Verse 19 confronts the anxiety culture that afflicts even devout Catholics. The instruction to bless God "at all times" — not only when prayers are answered as hoped — is a discipline of grateful trust that cuts against treating God as a vending machine for desired outcomes. A practical application: adopt the Lauds and Vespers of the Liturgy of the Hours as daily bookends to work, practicing the blessing of God at the start and close of each day's "paths and counsels." This is not pietism but the concrete spiritual architecture that Tobit is commending — a life framed by praise, not merely punctuated by petition.
The phrase "he humbles whom he will, as he will" is deliberately sobering. It places divine sovereignty at the center of the discourse without resolving the tension between freedom and providence — it simply insists that God is not obligated to any human scheme, however prudent.

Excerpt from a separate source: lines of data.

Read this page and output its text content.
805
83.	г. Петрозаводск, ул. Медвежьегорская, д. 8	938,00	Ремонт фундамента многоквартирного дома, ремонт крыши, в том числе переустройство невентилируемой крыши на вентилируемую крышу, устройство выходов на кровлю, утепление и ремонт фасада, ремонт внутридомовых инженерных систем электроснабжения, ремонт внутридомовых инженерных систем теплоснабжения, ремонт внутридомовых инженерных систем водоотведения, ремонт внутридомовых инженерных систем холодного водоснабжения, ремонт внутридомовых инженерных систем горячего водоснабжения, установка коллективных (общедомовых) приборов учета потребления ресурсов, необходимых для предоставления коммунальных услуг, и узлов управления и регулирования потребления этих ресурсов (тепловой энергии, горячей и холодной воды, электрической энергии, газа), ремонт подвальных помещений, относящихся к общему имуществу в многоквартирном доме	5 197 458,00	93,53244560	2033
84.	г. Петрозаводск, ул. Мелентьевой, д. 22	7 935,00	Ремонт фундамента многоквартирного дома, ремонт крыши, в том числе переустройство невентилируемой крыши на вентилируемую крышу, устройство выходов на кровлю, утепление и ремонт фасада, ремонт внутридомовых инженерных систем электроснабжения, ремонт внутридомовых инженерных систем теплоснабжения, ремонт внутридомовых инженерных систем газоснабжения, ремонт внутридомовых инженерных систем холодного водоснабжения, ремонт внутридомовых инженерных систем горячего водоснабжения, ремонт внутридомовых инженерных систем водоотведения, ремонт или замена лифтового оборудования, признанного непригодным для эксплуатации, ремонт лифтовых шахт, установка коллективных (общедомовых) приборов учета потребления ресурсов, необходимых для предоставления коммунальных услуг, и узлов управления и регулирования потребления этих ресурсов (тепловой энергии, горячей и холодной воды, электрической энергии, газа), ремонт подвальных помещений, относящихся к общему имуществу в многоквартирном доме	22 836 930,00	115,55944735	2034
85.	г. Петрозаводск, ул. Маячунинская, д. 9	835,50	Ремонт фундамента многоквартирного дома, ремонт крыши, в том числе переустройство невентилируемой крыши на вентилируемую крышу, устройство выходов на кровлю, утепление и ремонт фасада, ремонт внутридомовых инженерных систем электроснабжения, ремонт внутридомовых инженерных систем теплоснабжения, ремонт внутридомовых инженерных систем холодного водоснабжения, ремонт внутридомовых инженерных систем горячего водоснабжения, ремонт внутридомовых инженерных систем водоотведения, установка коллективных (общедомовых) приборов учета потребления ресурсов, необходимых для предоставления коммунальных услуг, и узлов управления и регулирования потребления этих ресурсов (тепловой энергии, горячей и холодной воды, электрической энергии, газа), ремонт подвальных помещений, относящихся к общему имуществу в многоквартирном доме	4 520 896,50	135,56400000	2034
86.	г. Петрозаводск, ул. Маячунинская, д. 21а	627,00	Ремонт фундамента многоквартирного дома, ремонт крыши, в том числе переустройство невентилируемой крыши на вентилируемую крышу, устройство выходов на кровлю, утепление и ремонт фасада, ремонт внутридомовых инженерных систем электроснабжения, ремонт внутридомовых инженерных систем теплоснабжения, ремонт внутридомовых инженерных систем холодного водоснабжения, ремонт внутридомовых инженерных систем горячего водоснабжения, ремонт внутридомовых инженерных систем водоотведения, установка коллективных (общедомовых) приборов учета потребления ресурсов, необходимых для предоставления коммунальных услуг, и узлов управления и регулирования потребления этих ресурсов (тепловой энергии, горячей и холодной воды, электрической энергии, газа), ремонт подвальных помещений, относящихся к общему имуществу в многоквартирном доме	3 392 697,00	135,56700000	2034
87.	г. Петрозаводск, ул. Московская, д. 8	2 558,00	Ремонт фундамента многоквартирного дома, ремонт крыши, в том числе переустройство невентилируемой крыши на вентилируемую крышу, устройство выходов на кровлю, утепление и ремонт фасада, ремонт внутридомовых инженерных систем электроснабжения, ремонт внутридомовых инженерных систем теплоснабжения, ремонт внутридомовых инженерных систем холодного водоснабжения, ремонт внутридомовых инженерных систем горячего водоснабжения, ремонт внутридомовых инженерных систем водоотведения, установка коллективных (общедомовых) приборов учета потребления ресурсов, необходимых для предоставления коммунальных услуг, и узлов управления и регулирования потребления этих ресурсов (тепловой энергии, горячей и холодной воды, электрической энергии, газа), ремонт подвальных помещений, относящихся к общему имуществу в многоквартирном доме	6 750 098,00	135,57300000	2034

This is the wisdom of a man who has suffered unjustly (Tobit's blindness), yet maintained faith.
The closing exhortation — "remember my commandments, and let them not be blotted out of your mind" — seals the discourse with the language of memory, so central to the Deuteronomic tradition. To remember the commandments is to internalize them, to let them become the lens through which all of life is perceived.
Typological and Spiritual Senses
Typologically, Tobit's instruction to his son on the eve of a dangerous journey prefigures the Church's ongoing catechetical mission: parents and teachers hand on wisdom not as mere information but as a way of walking before God. The "straight paths" Tobit invokes anticipate the "Way" (hodos) that Christ himself becomes (John 14:6), the definitive answer to every human search for right counsel.